This document provides sample Hive scripts that are used to explore data in Hive tables in an HDInsight Hadoop cluster.
The following menu links to topics that describe how to use tools to explore data from various storage environments.
Prerequisites
This article assumes that you have:
- Created an Azure storage account. If you need instructions, see Create an Azure Storage account
- Provisioned a customized Hadoop cluster with the HDInsight service. If you need instructions, see Customize Azure HDInsight Hadoop Clusters for Advanced Analytics.
- The data has been uploaded to Hive tables in Azure HDInsight Hadoop clusters. If it has not, follow the instructions in Create and load data to Hive tables to upload data to Hive tables first.
- Enabled remote access to the cluster. If you need instructions, see Access the Head Node of Hadoop Cluster.
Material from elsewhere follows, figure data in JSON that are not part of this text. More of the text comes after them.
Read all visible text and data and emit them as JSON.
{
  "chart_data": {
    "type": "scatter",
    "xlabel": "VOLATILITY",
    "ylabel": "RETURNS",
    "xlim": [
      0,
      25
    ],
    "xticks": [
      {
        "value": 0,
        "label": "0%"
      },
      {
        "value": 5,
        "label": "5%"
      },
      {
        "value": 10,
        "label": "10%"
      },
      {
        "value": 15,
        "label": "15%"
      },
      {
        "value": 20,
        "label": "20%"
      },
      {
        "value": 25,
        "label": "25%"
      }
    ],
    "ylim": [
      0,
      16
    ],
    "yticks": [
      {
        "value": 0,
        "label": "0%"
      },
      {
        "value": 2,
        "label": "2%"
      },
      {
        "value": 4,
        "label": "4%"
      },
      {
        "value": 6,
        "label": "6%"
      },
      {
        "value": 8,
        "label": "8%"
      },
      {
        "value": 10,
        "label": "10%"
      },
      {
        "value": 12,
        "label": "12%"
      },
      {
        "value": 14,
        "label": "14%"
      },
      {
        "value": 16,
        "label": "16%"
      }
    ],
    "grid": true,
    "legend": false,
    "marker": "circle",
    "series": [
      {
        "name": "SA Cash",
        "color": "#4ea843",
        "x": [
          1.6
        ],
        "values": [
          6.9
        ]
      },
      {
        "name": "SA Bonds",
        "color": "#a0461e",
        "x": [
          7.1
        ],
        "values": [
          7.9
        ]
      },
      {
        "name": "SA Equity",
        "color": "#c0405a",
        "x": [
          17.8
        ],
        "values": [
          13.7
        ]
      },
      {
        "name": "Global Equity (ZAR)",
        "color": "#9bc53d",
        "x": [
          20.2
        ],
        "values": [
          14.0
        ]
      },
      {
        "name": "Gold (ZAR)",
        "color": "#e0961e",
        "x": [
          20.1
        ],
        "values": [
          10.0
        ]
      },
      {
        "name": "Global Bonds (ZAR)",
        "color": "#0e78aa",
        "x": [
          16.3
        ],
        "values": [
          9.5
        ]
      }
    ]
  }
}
- If you need instructions on how to submit Hive queries, see How to Submit Hive Queries
Example Hive query scripts for data exploration
- Get the count of observations per partition
SELECT <partitionfieldname>, count(*) from <databasename>.<tablename> group by <partitionfieldname>; - Get the count of observations per day
SELECT to_date(<date_columnname>), count(*) from <databasename>.<tablename> group by to_date(<date_columnname>); - Get the levels in a categorical column
SELECT distinct <column_name> from <databasename>.<tablename> - Get the number of levels in combination of two categorical columns
SELECT <column_a>, <column_b>, count(*) from <databasename>.<tablename> group by <column_a>, <column_b> - Get the distribution for numerical columns
SELECT <column_name>, count(*) from <databasename>.<tablename> group by <column_name> Extract records from joining two tables
SELECT a.<common_columnname1> as <new_name1>, a.<common_columnname2> as <new_name2>, a.<a_column_name1> as <new_name3>, a.<a_column_name2> as <new_name4>, b.<b_column_name1> as <new_name5>, b.<b_column_name2> as <new_name6> FROM ( SELECT <common_columnname1>, <common_columnname2>, <a_column_name1>, <a_column_name2>, FROM <databasename>.<tablename1> ) a join ( SELECT <common_columnname1>, <common_columnname2>, <b_column_name1>, <b_column_name2>, FROM <databasename>.<tablename2> ) b ON a.<common_columnname1>=b.<common_columnname1> and a.<common_columnname2>=b.<common_columnname2>
Additional query scripts for taxi trip data scenarios
Examples of queries that are specific to NYC Taxi Trip Data scenarios are also provided in GitHub repository. These queries already have data schema specified and are ready to be submitted to run.